Template for success
As seen in other countries that implemented availability-based PPP schemes for the first time, Turkey will be able to use its template for other sectors, such as schools, prisons and, most importantly, for the improvement of its infrastructure.
“The success of the healthcare PPP law is repeatable but at the moment the law is particular to each sector,” said Marquet.
“Education is a big priority for the government, as it needs to upgrade and expand in that sector,” he said. “We are in discussions with the Ministry of Education and we are hopeful that a PPP programme might be launched.”
But there is more.
Health, infrastructure and energy are top priorities for the country, as such projects are seen as the growth engine for the economy.
Each sector is seemingly jockeying for position.
“Railways might overtake education projects,” suggested Yegin.
Already, eight teams have submitted bids for the long-awaited Northern Marmara highway build-operate-transfer project.

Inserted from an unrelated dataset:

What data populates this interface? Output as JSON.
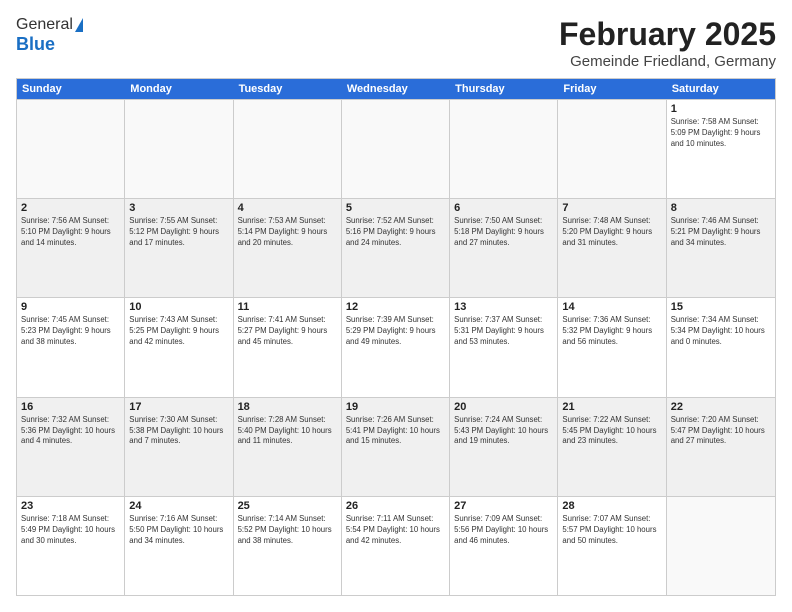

The PPP market in Turkey has already proved its relevance in recent years and it is expected to gain even more importance in the future.
The authorities have shown that they understand the benefits of involving private companies in the provision of public services and infrastructure and that these investments are essential in driving economic growth.
A fast-growing economy, a growing track record in successful PPPs, and developing capital markets will continue to attract international banks to Turkey. The conditions should also start to pique the interest of a wider cross-section of investors and sponsors alike. There is a lot of business to be done.